Major software development responsibility in Unix-like or Mac environment, in the Austin, TX area.
Bachelor of Science in Computer Engineering, June 1999
University of Alberta, Edmonton, AB, Canada
Canadian citizen applying for green card; I-485 (AoS) pending since 2007.
Accomplished programmer and software architect, self-taught and working on projects for over 15 years. The projects have included a terminal emulator, CAD tools for microprocessor design, web scripts (CGI), graphics editors, simple games, and more.
Produced many small, specific test programs for projects, tying them together in automated regression test suites.
Work on many code bases has led to experience with several debugging methods, including: intuition, print-outs, and the use of debuggers, memory checkers, and profilers. Experienced at writing code in a way that is inherently easier to debug; for instance, by ensuring that state is easily exposed to a debugger.
Compiled software in a variety of environments over the years, but most recent work is on Unix-like systems. In addition to personal projects, built and installed a large variety of other tools from source, including some with very large dependency trees (such as Inkscape).
Extensive expertise in infrastructure, including: organizing code and data, automating tasks with scripts, and combining basic tools to accomplish a goal.
Basic experience maintaining a bug tracking system, license servers, web servers, and personal software (such as, web-based applications).
Excellent communicator with strong documentation skills from both layman and technical points of view. Software background used to produce more effective documentation. Adept at writing a lot of "raw" markup.
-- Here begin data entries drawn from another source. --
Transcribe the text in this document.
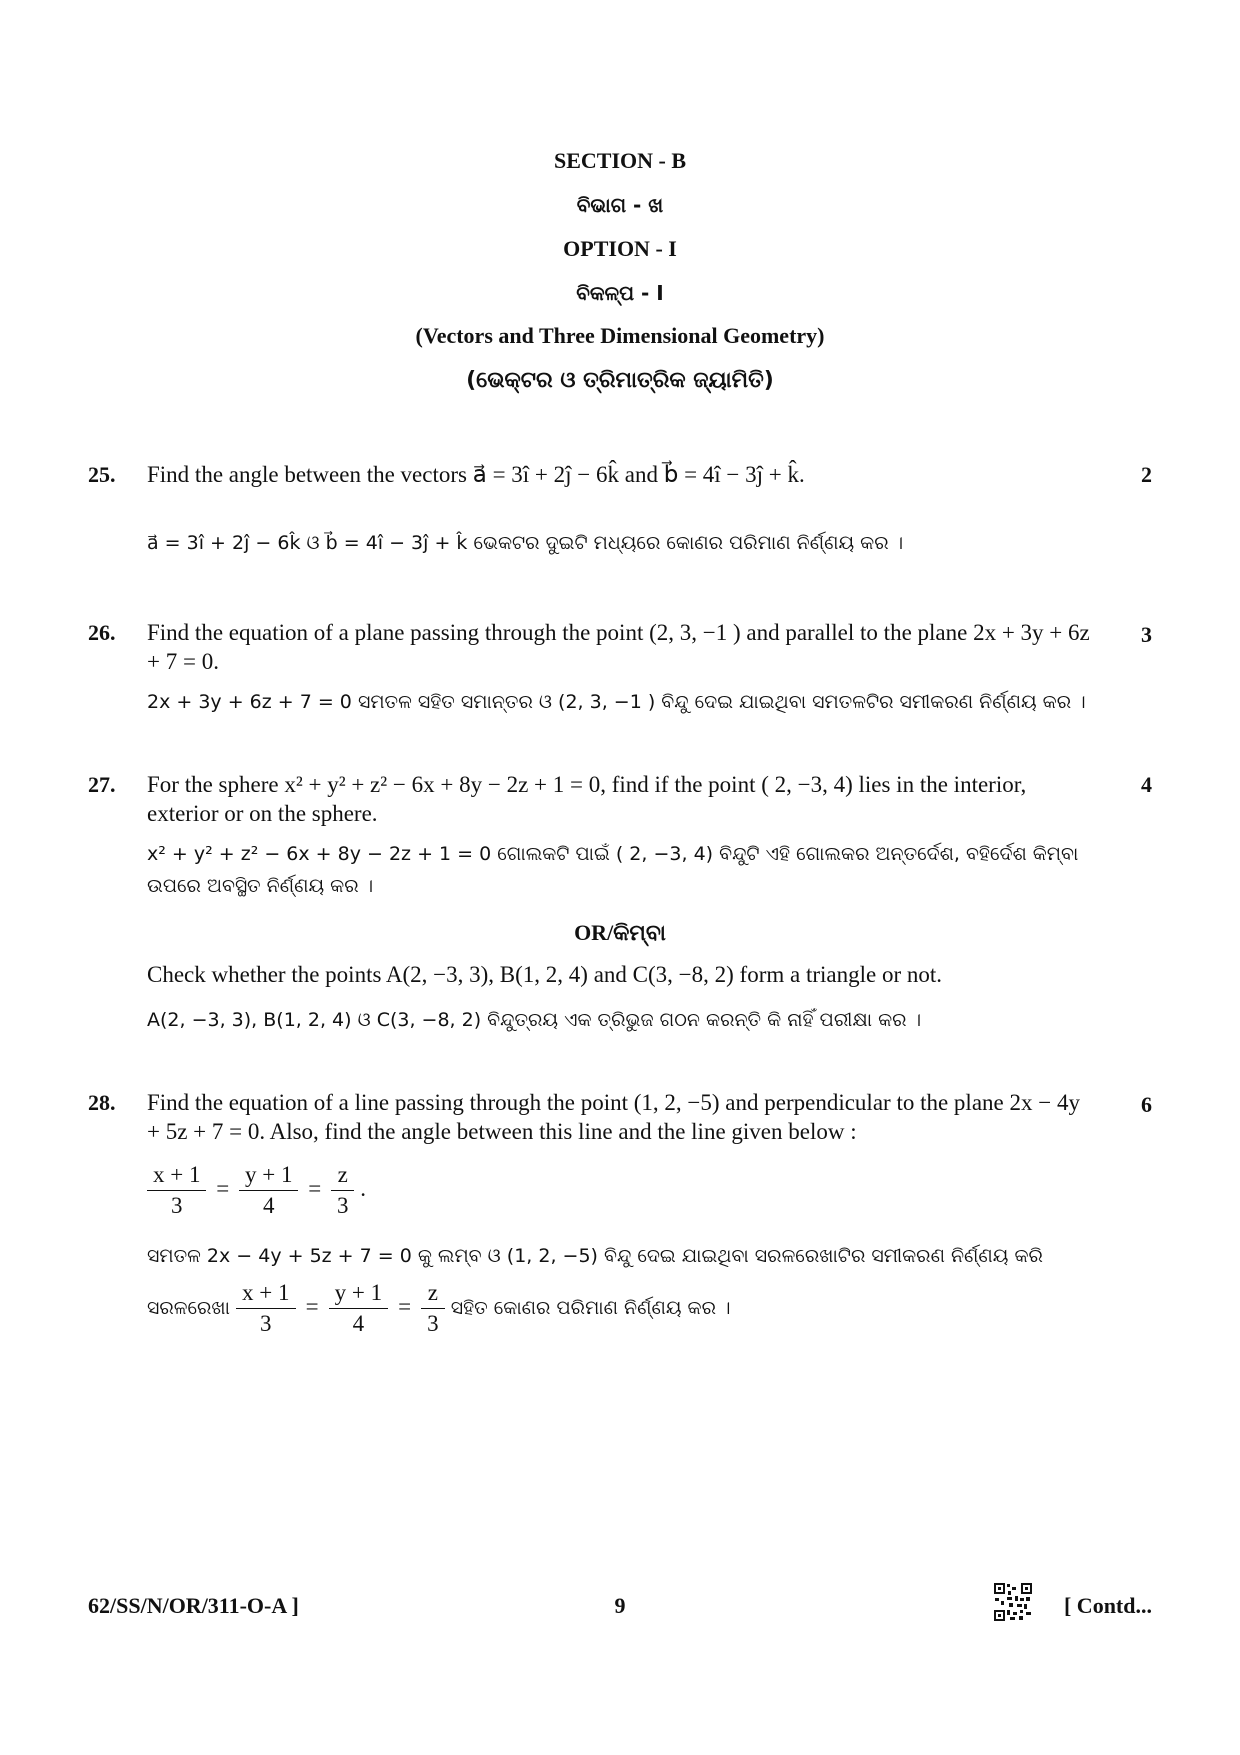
SECTION - B
ବିଭାଗ - ଖ
OPTION - I
ବିକଳ୍ପ - I
(Vectors and Three Dimensional Geometry)
(ଭେକ୍ଟର ଓ ତ୍ରିମାତ୍ରିକ ଜ୍ୟାମିତି)
25. Find the angle between the vectors a⃗ = 3î + 2ĵ − 6k̂ and b⃗ = 4î − 3ĵ + k̂.	2
a⃗ = 3î + 2ĵ − 6k̂ ଓ b⃗ = 4î − 3ĵ + k̂ ଭେକଟର ଦୁଇଟି ମଧ୍ୟରେ କୋଣର ପରିମାଣ ନିର୍ଣ୍ଣୟ କର ।
26. Find the equation of a plane passing through the point (2, 3, −1 ) and parallel to the plane 2x + 3y + 6z + 7 = 0.
3
2x + 3y + 6z + 7 = 0 ସମତଳ ସହିତ ସମାନ୍ତର ଓ (2, 3, −1 ) ବିନ୍ଦୁ ଦେଇ ଯାଇଥିବା ସମତଳଟିର ସମୀକରଣ ନିର୍ଣ୍ଣୟ କର ।
27. For the sphere x² + y² + z² − 6x + 8y − 2z + 1 = 0, find if the point ( 2, −3, 4) lies in the interior, exterior or on the sphere.
4
x² + y² + z² − 6x + 8y − 2z + 1 = 0 ଗୋଲକଟି ପାଇଁ ( 2, −3, 4) ବିନ୍ଦୁଟି ଏହି ଗୋଲକର ଅନ୍ତର୍ଦେଶ, ବହିର୍ଦେଶ କିମ୍ବା ଉପରେ ଅବସ୍ଥିତ ନିର୍ଣ୍ଣୟ କର ।
OR/କିମ୍ବା
Check whether the points A(2, −3, 3), B(1, 2, 4) and C(3, −8, 2) form a triangle or not.
A(2, −3, 3), B(1, 2, 4) ଓ C(3, −8, 2) ବିନ୍ଦୁତ୍ରୟ ଏକ ତ୍ରିଭୁଜ ଗଠନ କରନ୍ତି କି ନାହିଁ ପରୀକ୍ଷା କର ।
28. Find the equation of a line passing through the point (1, 2, −5) and perpendicular to the plane 2x − 4y + 5z + 7 = 0. Also, find the angle between this line and the line given below :
6
$\frac{x + 1}{3} = \frac{y + 1}{4} = \frac{z}{3}$ .
ସମତଳ 2x − 4y + 5z + 7 = 0 କୁ ଲମ୍ବ ଓ (1, 2, −5) ବିନ୍ଦୁ ଦେଇ ଯାଇଥିବା ସରଳରେଖାଟିର ସମୀକରଣ ନିର୍ଣ୍ଣୟ କରି
ସରଳରେଖା $\frac{x + 1}{3} = \frac{y + 1}{4} = \frac{z}{3}$ ସହିତ କୋଣର ପରିମାଣ ନିର୍ଣ୍ଣୟ କର ।
62/SS/N/OR/311-O-A ]	9	[ Contd...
Computer-Aided Design Tool Development
Freescale Semiconductor, Inc. (spun off from Motorola, Inc.); 1999-2009
"MacTelnet" (open source software project)
1998-present
Internships
Several software-related summer internships in Edmonton, AB from 1996-1998, including:
University Projects
Several senior-year team project courses. First, a stock RC car modified to accept voice commands; mechanical relays received signals from a programmed FPGA that handled voice training and microphone signal matching. Second, a small robot vehicle capable of driving itself by scanning an adhesive tape "track" on paper; in addition to an on-board battery, stepping motors and connected hardware, an M*CORE microprocessor was used to intelligently handle feedback from photo sensors. Third, some small Linux kernel programming tasks, including a mock device driver.